Compared with the net migration figures for the two other reference periods considered, the figures for this period are most favourable for Newfoundland and Labrador, Quebec, Manitoba, the Northwest Territories and Nunavut. For all other regions, the figures for this period are between the figures for the other two periods concerned. Nevertheless, Ontario and especially Alberta remain the most attractive destinations for interprovincial migrants.

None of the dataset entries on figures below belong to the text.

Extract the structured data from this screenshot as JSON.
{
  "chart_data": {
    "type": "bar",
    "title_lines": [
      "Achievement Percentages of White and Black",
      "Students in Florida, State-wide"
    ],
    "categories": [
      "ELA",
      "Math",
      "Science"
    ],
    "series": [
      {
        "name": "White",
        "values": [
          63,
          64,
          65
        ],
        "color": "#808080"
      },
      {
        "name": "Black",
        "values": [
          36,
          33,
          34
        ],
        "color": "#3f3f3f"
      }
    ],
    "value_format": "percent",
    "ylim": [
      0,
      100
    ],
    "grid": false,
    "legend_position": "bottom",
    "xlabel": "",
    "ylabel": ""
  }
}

A fourth migration assumption was developed by averaging the “recent trends” and “west coast” assumptions. This new, “medium” assumption covers a larger number of short-term and long-term eventualities, as interprovincial migration patterns have been unstable over the last two decades.
Projected net migration
Net migration data for the provinces are presented in charts 1.6 , 1.7 , 1.8 and 1.9 . The charts clearly show the differences in net migration that can arise when constant rates are applied to population structures that change over time.
Just as water poured into a system of interconnecting vessels will tend to distribute itself evenly across all the vessels, the high population growth in provinces that traditionally gain through interprovincial migration will inevitably produce proportionally more out-migrants, whereas the relatively low (if not negative) growth in provinces that traditionally have net migration losses will inevitably produce proportionally fewer out-migrants. Consequently, the net migration gains of high-growth provinces tend to decrease, leading to smaller losses or even gains for the low-growth provinces.

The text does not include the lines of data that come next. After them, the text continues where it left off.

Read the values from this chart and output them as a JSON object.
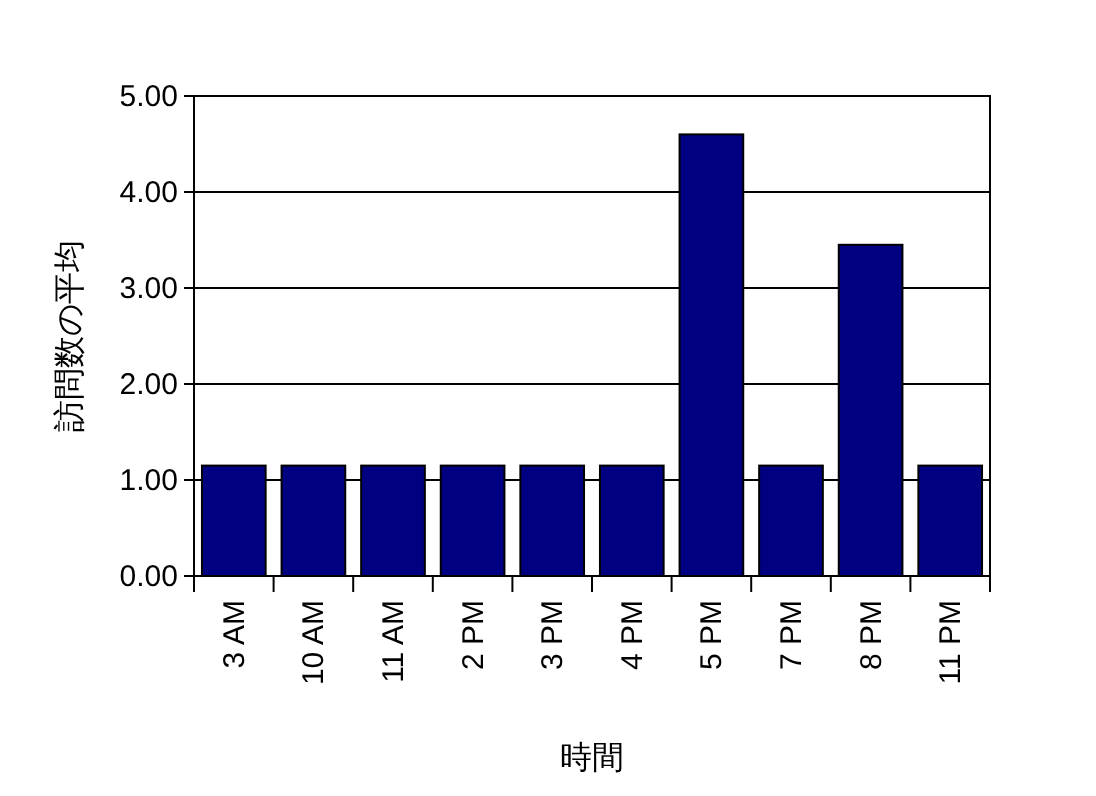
{
  "chart_data": {
    "type": "bar",
    "xlabel": "時間",
    "ylabel": "訪問数の平均",
    "categories": [
      "3 AM",
      "10 AM",
      "11 AM",
      "2 PM",
      "3 PM",
      "4 PM",
      "5 PM",
      "7 PM",
      "8 PM",
      "11 PM"
    ],
    "values": [
      1.15,
      1.15,
      1.15,
      1.15,
      1.15,
      1.15,
      4.6,
      1.15,
      3.45,
      1.15
    ],
    "color": "#000080",
    "ylim": [
      0,
      5
    ],
    "yticks": [
      {
        "value": 0,
        "label": "0.00"
      },
      {
        "value": 1,
        "label": "1.00"
      },
      {
        "value": 2,
        "label": "2.00"
      },
      {
        "value": 3,
        "label": "3.00"
      },
      {
        "value": 4,
        "label": "4.00"
      },
      {
        "value": 5,
        "label": "5.00"
      }
    ],
    "grid": "y"
  }
}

Thus, even though all of the Atlantic provinces except Prince Edward Island have net migration losses for the three reference periods considered, the net migration figures obtained by applying the out-migration rates to the projected populations up to 2031 improve over the course of the projection period, eventually becoming net gains for each province prior to 2031. Conversely, Ontario would have a net loss in 2031 under the four assumptions, even though it had large net gains during the reference periods for central-west assumption (1996-2000) and “recent trends” assumption (2000-2003).

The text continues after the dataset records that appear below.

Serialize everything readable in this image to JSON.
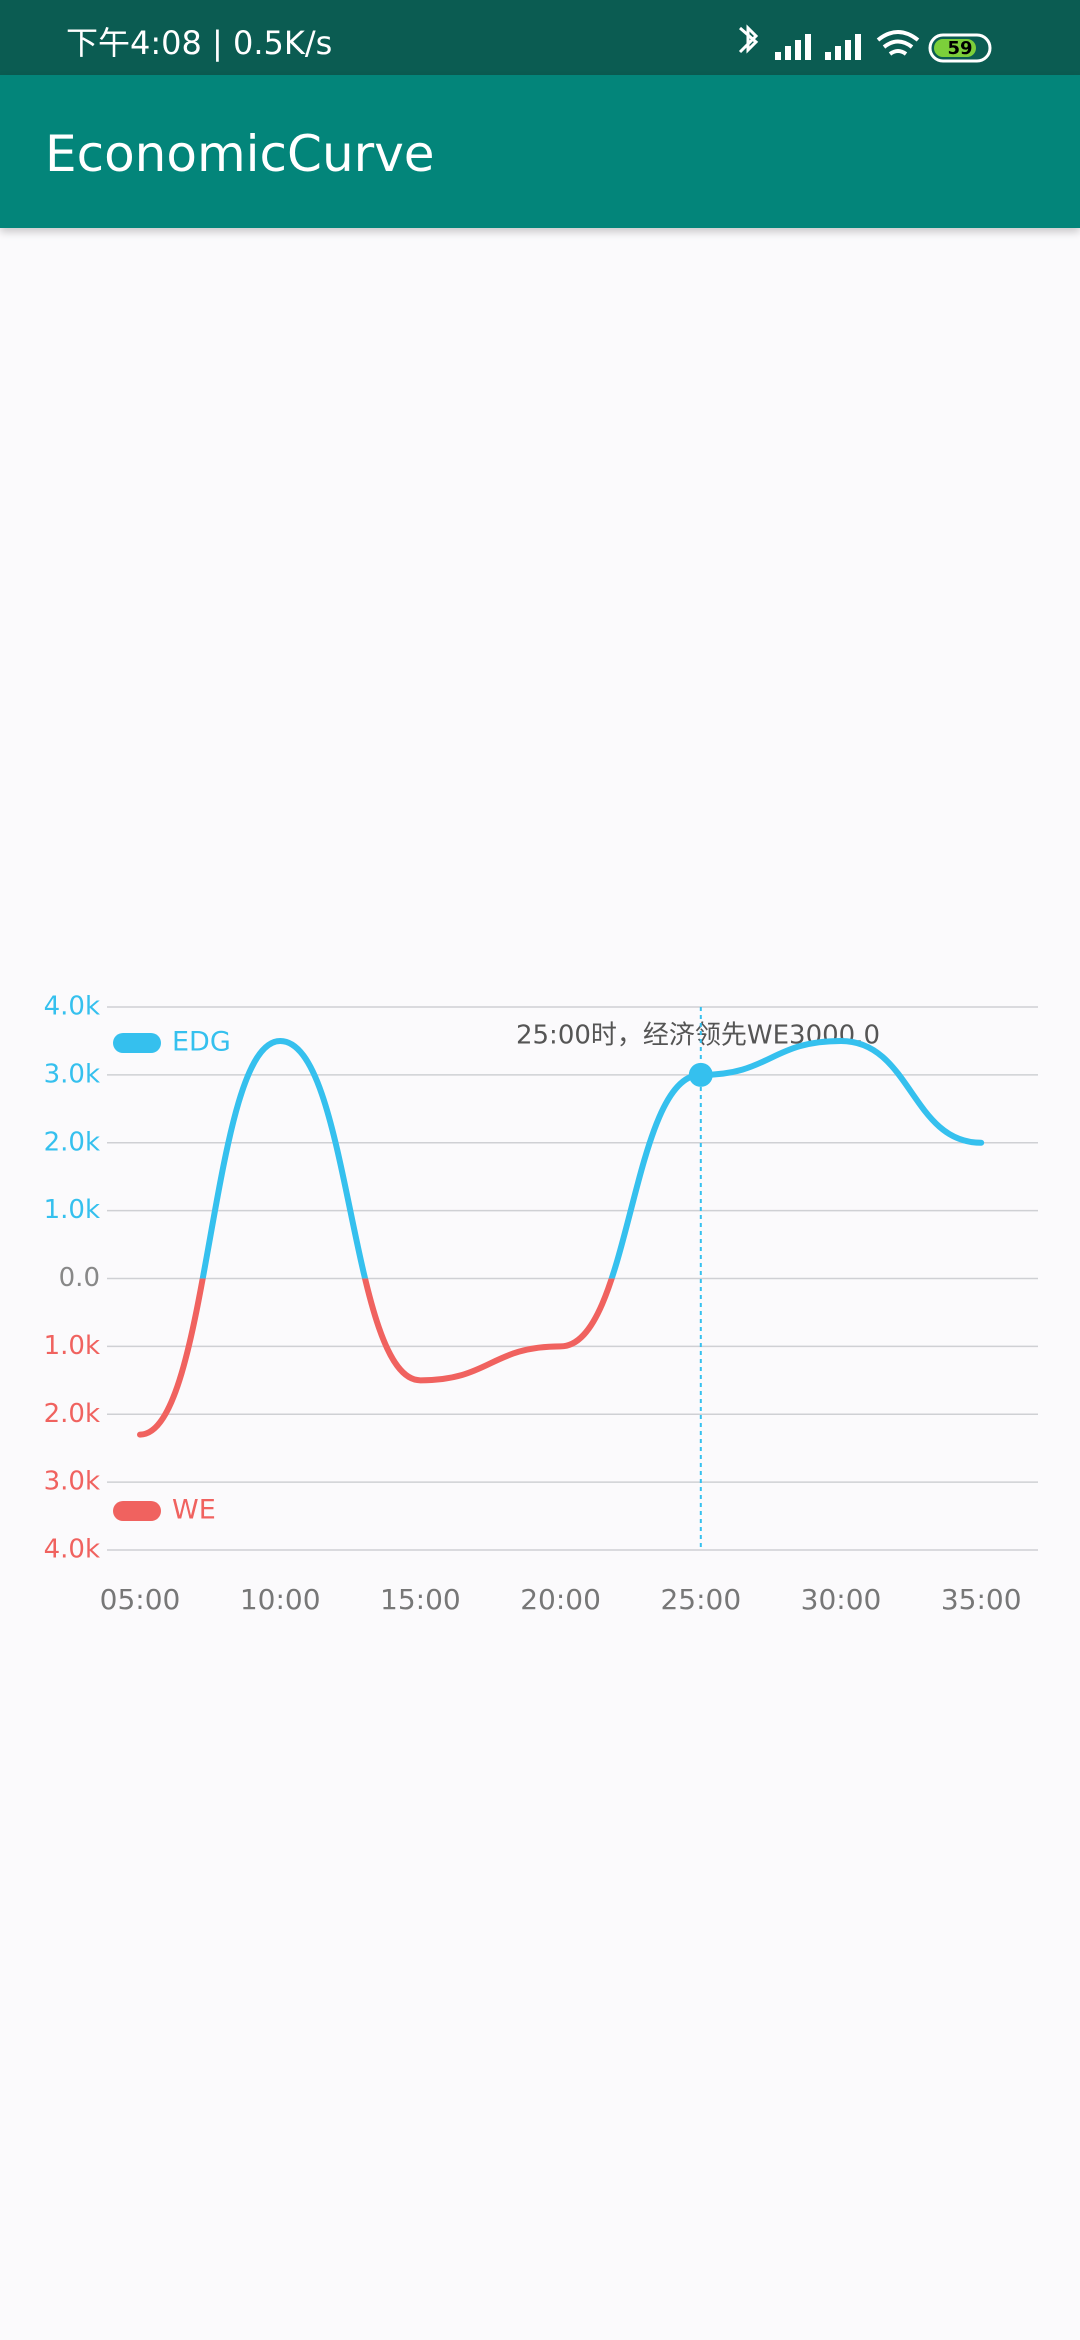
{
  "status_bar": {
    "time_speed": "下午4:08 | 0.5K/s",
    "battery": "59"
  },
  "app_bar": {
    "title": "EconomicCurve"
  },
  "chart_data": {
    "type": "line",
    "categories": [
      "05:00",
      "10:00",
      "15:00",
      "20:00",
      "25:00",
      "30:00",
      "35:00"
    ],
    "values": [
      -2300,
      3500,
      -1500,
      -1000,
      3000,
      3500,
      2000
    ],
    "ylim": [
      -4000,
      4000
    ],
    "yticks": [
      {
        "value": -4000,
        "label": "4.0k"
      },
      {
        "value": -3000,
        "label": "3.0k"
      },
      {
        "value": -2000,
        "label": "2.0k"
      },
      {
        "value": -1000,
        "label": "1.0k"
      },
      {
        "value": 0,
        "label": "0.0"
      },
      {
        "value": 1000,
        "label": "1.0k"
      },
      {
        "value": 2000,
        "label": "2.0k"
      },
      {
        "value": 3000,
        "label": "3.0k"
      },
      {
        "value": 4000,
        "label": "4.0k"
      }
    ],
    "grid": true,
    "positive_color": "#35c0ee",
    "negative_color": "#f0625f",
    "legend": [
      {
        "name": "EDG",
        "color": "#35c0ee"
      },
      {
        "name": "WE",
        "color": "#f0625f"
      }
    ],
    "highlight": 4,
    "annotation": "25:00时，经济领先WE3000.0"
  }
}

Under the four assumptions, Quebec would continue to have negative net migration up to 2031, but the losses in 2031 would be much smaller than the losses during the corresponding reference period. The same is true for Manitoba. Saskatchewan’s situation would improve as well under all of the assumptions, and one of them would produce a net gain before 2031. On the other hand, British Columbia’s rapid population growth would lead to relatively large net losses under assumptions central-west and “recent trends”.